These four dotaku (bronze bells) were accidentally found behind rock during quarrying operations in 1912.
Among the four development stages of dotaku, both of them belong to the second stage (gaientsuki-chushiki). The body of each dotaku is decorated with a delicate flowing water pattern and elaborate paintings of animals or people. There is a row of deer (a human-like figure is also cast in the center) on the body of the No. 1 dotaku and creatures like reptiles are placed face to face on the knob.

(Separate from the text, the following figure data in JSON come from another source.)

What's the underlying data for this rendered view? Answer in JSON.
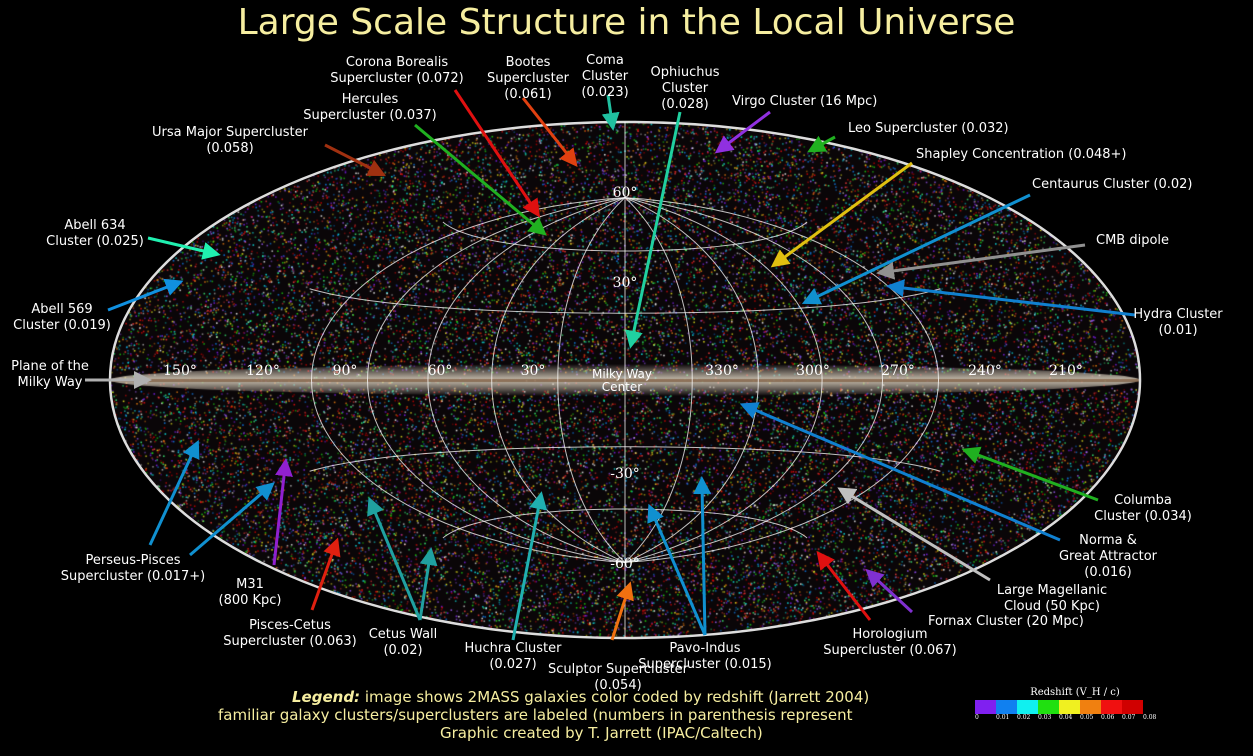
{
  "title": "Large Scale Structure in the Local Universe",
  "center_label": [
    "Milky Way",
    "Center"
  ],
  "longitude_ticks": [
    "150°",
    "120°",
    "90°",
    "60°",
    "30°",
    "330°",
    "300°",
    "270°",
    "240°",
    "210°"
  ],
  "latitude_ticks": [
    "60°",
    "30°",
    "-30°",
    "-60°"
  ],
  "labels": [
    {
      "lines": [
        "Corona Borealis",
        "Supercluster (0.072)"
      ],
      "color": "#e01010"
    },
    {
      "lines": [
        "Bootes",
        "Supercluster",
        "(0.061)"
      ],
      "color": "#e04010"
    },
    {
      "lines": [
        "Coma",
        "Cluster",
        "(0.023)"
      ],
      "color": "#20c0a0"
    },
    {
      "lines": [
        "Ophiuchus",
        "Cluster",
        "(0.028)"
      ],
      "color": "#20d0a0"
    },
    {
      "lines": [
        "Virgo Cluster (16 Mpc)"
      ],
      "color": "#9030e0"
    },
    {
      "lines": [
        "Leo Supercluster (0.032)"
      ],
      "color": "#20b020"
    },
    {
      "lines": [
        "Shapley Concentration (0.048+)"
      ],
      "color": "#e0c010"
    },
    {
      "lines": [
        "Centaurus Cluster (0.02)"
      ],
      "color": "#1090d0"
    },
    {
      "lines": [
        "CMB dipole"
      ],
      "color": "#909090"
    },
    {
      "lines": [
        "Hydra Cluster",
        "(0.01)"
      ],
      "color": "#1080d0"
    },
    {
      "lines": [
        "Hercules",
        "Supercluster (0.037)"
      ],
      "color": "#20b020"
    },
    {
      "lines": [
        "Ursa Major Supercluster",
        "(0.058)"
      ],
      "color": "#a03010"
    },
    {
      "lines": [
        "Abell 634",
        "Cluster (0.025)"
      ],
      "color": "#20f0b0"
    },
    {
      "lines": [
        "Abell 569",
        "Cluster (0.019)"
      ],
      "color": "#1090e0"
    },
    {
      "lines": [
        "Plane of the",
        "Milky Way"
      ],
      "color": "#b0b0b0"
    },
    {
      "lines": [
        "Perseus-Pisces",
        "Supercluster (0.017+)"
      ],
      "color": "#1090d0"
    },
    {
      "lines": [
        "M31",
        "(800 Kpc)"
      ],
      "color": "#9020d0"
    },
    {
      "lines": [
        "Pisces-Cetus",
        "Supercluster (0.063)"
      ],
      "color": "#e02010"
    },
    {
      "lines": [
        "Cetus Wall",
        "(0.02)"
      ],
      "color": "#20a0a0"
    },
    {
      "lines": [
        "Huchra Cluster",
        "(0.027)"
      ],
      "color": "#20b0b0"
    },
    {
      "lines": [
        "Sculptor Supercluster",
        "(0.054)"
      ],
      "color": "#f07010"
    },
    {
      "lines": [
        "Pavo-Indus",
        "Supercluster (0.015)"
      ],
      "color": "#1090d0"
    },
    {
      "lines": [
        "Horologium",
        "Supercluster (0.067)"
      ],
      "color": "#e01010"
    },
    {
      "lines": [
        "Fornax Cluster (20 Mpc)"
      ],
      "color": "#8030d0"
    },
    {
      "lines": [
        "Large Magellanic",
        "Cloud (50 Kpc)"
      ],
      "color": "#c0c0c0"
    },
    {
      "lines": [
        "Norma &",
        "Great Attractor",
        "(0.016)"
      ],
      "color": "#1080d0"
    },
    {
      "lines": [
        "Columba",
        "Cluster (0.034)"
      ],
      "color": "#20b020"
    }
  ],
  "legend": {
    "bold": "Legend:",
    "line1": " image shows 2MASS galaxies color coded by redshift (Jarrett 2004)",
    "line2": "familiar galaxy clusters/superclusters are labeled (numbers in parenthesis represent",
    "line3": "Graphic created by T. Jarrett (IPAC/Caltech)"
  },
  "colorbar": {
    "title": "Redshift (V_H / c)",
    "colors": [
      "#8020f0",
      "#1080f0",
      "#10f0f0",
      "#20e010",
      "#f0f020",
      "#f08010",
      "#f01010",
      "#d00000"
    ],
    "ticks": [
      "0",
      "0.01",
      "0.02",
      "0.03",
      "0.04",
      "0.05",
      "0.06",
      "0.07",
      "0.08"
    ]
  }
}
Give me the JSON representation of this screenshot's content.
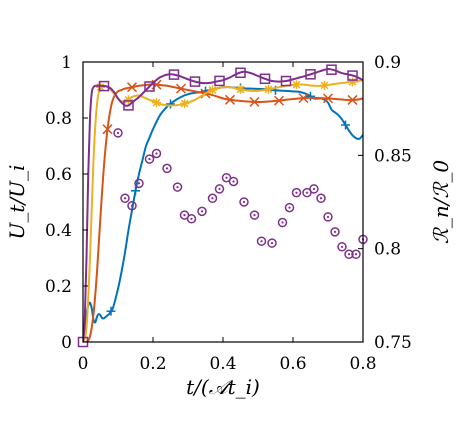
{
  "chart_data": {
    "type": "line",
    "title": "",
    "xlabel": "t/(𝒜t_i)",
    "ylabel_left": "U_t/U_i",
    "ylabel_right": "ℛ_n/ℛ_0",
    "xlim": [
      0,
      0.8
    ],
    "ylim_left": [
      0,
      1
    ],
    "ylim_right": [
      0.75,
      0.9
    ],
    "xticks": [
      "0",
      "0.2",
      "0.4",
      "0.6",
      "0.8"
    ],
    "yticks_left": [
      "0",
      "0.2",
      "0.4",
      "0.6",
      "0.8",
      "1"
    ],
    "yticks_right": [
      "0.75",
      "0.8",
      "0.85",
      "0.9"
    ],
    "grid": false,
    "legend": "none",
    "series": [
      {
        "color": "#0072BD",
        "marker": "plus",
        "axis": "left",
        "x": [
          0,
          0.005,
          0.01,
          0.015,
          0.02,
          0.025,
          0.03,
          0.035,
          0.04,
          0.045,
          0.05,
          0.055,
          0.06,
          0.065,
          0.07,
          0.075,
          0.08,
          0.085,
          0.09,
          0.1,
          0.11,
          0.12,
          0.13,
          0.14,
          0.15,
          0.16,
          0.17,
          0.18,
          0.19,
          0.2,
          0.22,
          0.24,
          0.26,
          0.28,
          0.3,
          0.32,
          0.34,
          0.36,
          0.38,
          0.4,
          0.42,
          0.44,
          0.46,
          0.48,
          0.5,
          0.52,
          0.54,
          0.56,
          0.58,
          0.6,
          0.62,
          0.64,
          0.66,
          0.68,
          0.69,
          0.7,
          0.71,
          0.72,
          0.73,
          0.74,
          0.75,
          0.76,
          0.77,
          0.78,
          0.79,
          0.8
        ],
        "y": [
          0.0,
          0.04,
          0.1,
          0.13,
          0.14,
          0.12,
          0.08,
          0.07,
          0.09,
          0.1,
          0.095,
          0.085,
          0.085,
          0.09,
          0.095,
          0.1,
          0.11,
          0.12,
          0.14,
          0.19,
          0.25,
          0.32,
          0.4,
          0.47,
          0.54,
          0.6,
          0.65,
          0.7,
          0.73,
          0.76,
          0.81,
          0.84,
          0.86,
          0.875,
          0.885,
          0.89,
          0.893,
          0.9,
          0.905,
          0.91,
          0.91,
          0.908,
          0.906,
          0.905,
          0.904,
          0.903,
          0.9,
          0.898,
          0.897,
          0.895,
          0.893,
          0.885,
          0.87,
          0.87,
          0.865,
          0.855,
          0.83,
          0.82,
          0.81,
          0.795,
          0.775,
          0.755,
          0.738,
          0.728,
          0.726,
          0.74
        ],
        "marker_x": [
          0.08,
          0.15,
          0.25,
          0.35,
          0.45,
          0.55,
          0.65,
          0.75
        ]
      },
      {
        "color": "#D95319",
        "marker": "x",
        "axis": "left",
        "x": [
          0,
          0.01,
          0.02,
          0.03,
          0.04,
          0.05,
          0.06,
          0.07,
          0.08,
          0.09,
          0.1,
          0.11,
          0.12,
          0.14,
          0.16,
          0.18,
          0.2,
          0.22,
          0.24,
          0.26,
          0.28,
          0.3,
          0.32,
          0.34,
          0.36,
          0.38,
          0.4,
          0.42,
          0.44,
          0.46,
          0.48,
          0.5,
          0.52,
          0.54,
          0.56,
          0.58,
          0.6,
          0.62,
          0.64,
          0.66,
          0.68,
          0.7,
          0.72,
          0.74,
          0.76,
          0.78,
          0.8
        ],
        "y": [
          0.0,
          0.0,
          0.02,
          0.1,
          0.25,
          0.45,
          0.63,
          0.76,
          0.84,
          0.88,
          0.895,
          0.9,
          0.905,
          0.91,
          0.915,
          0.918,
          0.92,
          0.918,
          0.915,
          0.91,
          0.905,
          0.9,
          0.895,
          0.89,
          0.885,
          0.878,
          0.87,
          0.865,
          0.862,
          0.86,
          0.858,
          0.857,
          0.858,
          0.86,
          0.862,
          0.865,
          0.868,
          0.87,
          0.872,
          0.872,
          0.871,
          0.87,
          0.868,
          0.866,
          0.864,
          0.865,
          0.87
        ],
        "marker_x": [
          0.07,
          0.14,
          0.21,
          0.28,
          0.35,
          0.42,
          0.49,
          0.56,
          0.63,
          0.7,
          0.77
        ]
      },
      {
        "color": "#EDB120",
        "marker": "star",
        "axis": "left",
        "x": [
          0,
          0.01,
          0.02,
          0.03,
          0.04,
          0.05,
          0.06,
          0.07,
          0.08,
          0.09,
          0.1,
          0.11,
          0.12,
          0.13,
          0.14,
          0.16,
          0.18,
          0.2,
          0.22,
          0.24,
          0.26,
          0.28,
          0.3,
          0.32,
          0.34,
          0.36,
          0.38,
          0.4,
          0.42,
          0.44,
          0.46,
          0.48,
          0.5,
          0.52,
          0.54,
          0.56,
          0.58,
          0.6,
          0.62,
          0.64,
          0.66,
          0.68,
          0.7,
          0.72,
          0.74,
          0.76,
          0.78,
          0.8
        ],
        "y": [
          0.0,
          0.05,
          0.3,
          0.65,
          0.85,
          0.91,
          0.915,
          0.91,
          0.9,
          0.885,
          0.87,
          0.86,
          0.86,
          0.865,
          0.875,
          0.88,
          0.87,
          0.86,
          0.85,
          0.845,
          0.845,
          0.848,
          0.855,
          0.865,
          0.88,
          0.895,
          0.905,
          0.91,
          0.91,
          0.905,
          0.9,
          0.897,
          0.897,
          0.9,
          0.905,
          0.91,
          0.915,
          0.918,
          0.92,
          0.918,
          0.915,
          0.915,
          0.918,
          0.922,
          0.925,
          0.928,
          0.93,
          0.935
        ],
        "marker_x": [
          0.05,
          0.13,
          0.21,
          0.29,
          0.37,
          0.45,
          0.53,
          0.61,
          0.69,
          0.77
        ]
      },
      {
        "color": "#7E2F8E",
        "marker": "square",
        "axis": "left",
        "x": [
          0,
          0.005,
          0.01,
          0.015,
          0.02,
          0.025,
          0.03,
          0.035,
          0.04,
          0.05,
          0.06,
          0.07,
          0.08,
          0.09,
          0.1,
          0.11,
          0.12,
          0.13,
          0.14,
          0.16,
          0.18,
          0.2,
          0.22,
          0.24,
          0.26,
          0.28,
          0.3,
          0.32,
          0.34,
          0.36,
          0.38,
          0.4,
          0.42,
          0.44,
          0.46,
          0.48,
          0.5,
          0.52,
          0.54,
          0.56,
          0.58,
          0.6,
          0.62,
          0.64,
          0.66,
          0.68,
          0.7,
          0.72,
          0.74,
          0.76,
          0.78,
          0.8
        ],
        "y": [
          0.0,
          0.08,
          0.3,
          0.6,
          0.8,
          0.89,
          0.91,
          0.915,
          0.915,
          0.915,
          0.914,
          0.912,
          0.905,
          0.89,
          0.87,
          0.855,
          0.845,
          0.845,
          0.855,
          0.875,
          0.9,
          0.925,
          0.945,
          0.955,
          0.955,
          0.948,
          0.938,
          0.93,
          0.925,
          0.925,
          0.93,
          0.935,
          0.945,
          0.958,
          0.965,
          0.96,
          0.95,
          0.94,
          0.932,
          0.93,
          0.932,
          0.938,
          0.945,
          0.952,
          0.96,
          0.968,
          0.975,
          0.97,
          0.96,
          0.955,
          0.948,
          0.935
        ],
        "marker_x": [
          0.0,
          0.06,
          0.13,
          0.19,
          0.26,
          0.32,
          0.39,
          0.45,
          0.52,
          0.58,
          0.65,
          0.71,
          0.77
        ]
      }
    ],
    "scatter": {
      "color": "#7E2F8E",
      "marker": "dotted-circle",
      "axis": "right",
      "x": [
        0.1,
        0.12,
        0.14,
        0.16,
        0.19,
        0.21,
        0.24,
        0.27,
        0.29,
        0.31,
        0.34,
        0.37,
        0.39,
        0.41,
        0.43,
        0.46,
        0.49,
        0.51,
        0.54,
        0.57,
        0.59,
        0.61,
        0.64,
        0.66,
        0.68,
        0.7,
        0.72,
        0.74,
        0.76,
        0.78,
        0.8
      ],
      "y": [
        0.862,
        0.827,
        0.823,
        0.835,
        0.848,
        0.851,
        0.843,
        0.833,
        0.818,
        0.816,
        0.82,
        0.827,
        0.832,
        0.838,
        0.836,
        0.825,
        0.818,
        0.804,
        0.803,
        0.814,
        0.822,
        0.83,
        0.83,
        0.832,
        0.827,
        0.817,
        0.809,
        0.801,
        0.797,
        0.797,
        0.805
      ]
    }
  }
}
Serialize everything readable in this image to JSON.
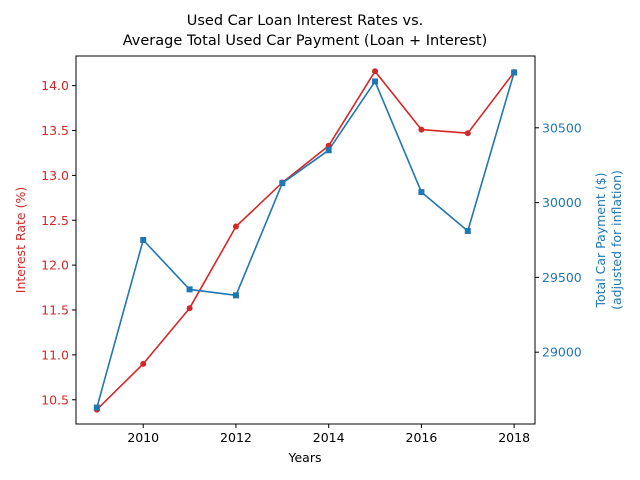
{
  "chart_data": {
    "type": "line",
    "title_lines": [
      "Used Car Loan Interest Rates vs.",
      "Average Total Used Car Payment (Loan + Interest)"
    ],
    "xlabel": "Years",
    "ylabel_left": "Interest Rate (%)",
    "ylabel_right_lines": [
      "Total Car Payment ($)",
      "(adjusted for inflation)"
    ],
    "x": [
      2009,
      2010,
      2011,
      2012,
      2013,
      2014,
      2015,
      2016,
      2017,
      2018
    ],
    "xlim": [
      2008.55,
      2018.45
    ],
    "x_ticks": [
      2010,
      2012,
      2014,
      2016,
      2018
    ],
    "series": [
      {
        "name": "Interest Rate",
        "axis": "left",
        "color": "#d62728",
        "marker": "circle",
        "values": [
          10.39,
          10.9,
          11.52,
          12.43,
          12.92,
          13.33,
          14.16,
          13.51,
          13.47,
          14.15
        ]
      },
      {
        "name": "Total Car Payment",
        "axis": "right",
        "color": "#1f77b4",
        "marker": "square",
        "values": [
          28630,
          29750,
          29420,
          29380,
          30130,
          30350,
          30810,
          30070,
          29810,
          30870
        ]
      }
    ],
    "ylim_left": [
      10.23,
      14.33
    ],
    "yticks_left": [
      "10.5",
      "11.0",
      "11.5",
      "12.0",
      "12.5",
      "13.0",
      "13.5",
      "14.0"
    ],
    "ylim_right": [
      28520,
      30980
    ],
    "yticks_right": [
      "29000",
      "29500",
      "30000",
      "30500"
    ],
    "grid": false
  }
}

While a deer is depicted on the knob of the No. 2 dotaku, the No. 3 dotaku has a deer on the knob and dragonflies, fish, soft-shelled turtles and human figures on the body, while the No. 4 dotaku has a row of deer and human figures on the body. These dotaku paintings tell us about the living environment and spiritual world of the people in the Yayoi period.
Among these dotaku, there are some "dohan dotaku," dotaku cast in the same mold. The No. 2 and No. 5 dotaku of Kamoiwakura, Shimane are dohan dotaku whereas the No. 4 dotaku is dohan dotaku with the No. 21 dotaku of Kamoiwakura, the dotaku excavated from Mt. Toki, Osaka and those excavated from Inomukai, Fukui. Moreover, it has been found that the No. 3 dotaku was created from a mold that had been excavated from the Higashi Nara Ruins in Osaka. These dotaku are valuable materials for the study of the production and distribution of dotaku. While these dotaku have been treated as valuable materials that support the claim, partly based on the fact that they were found behind rock, that they were buried when outside enemies invaded the area ("dotaku concealment account"), there also remains the possibility that they had been re-buried for some reason.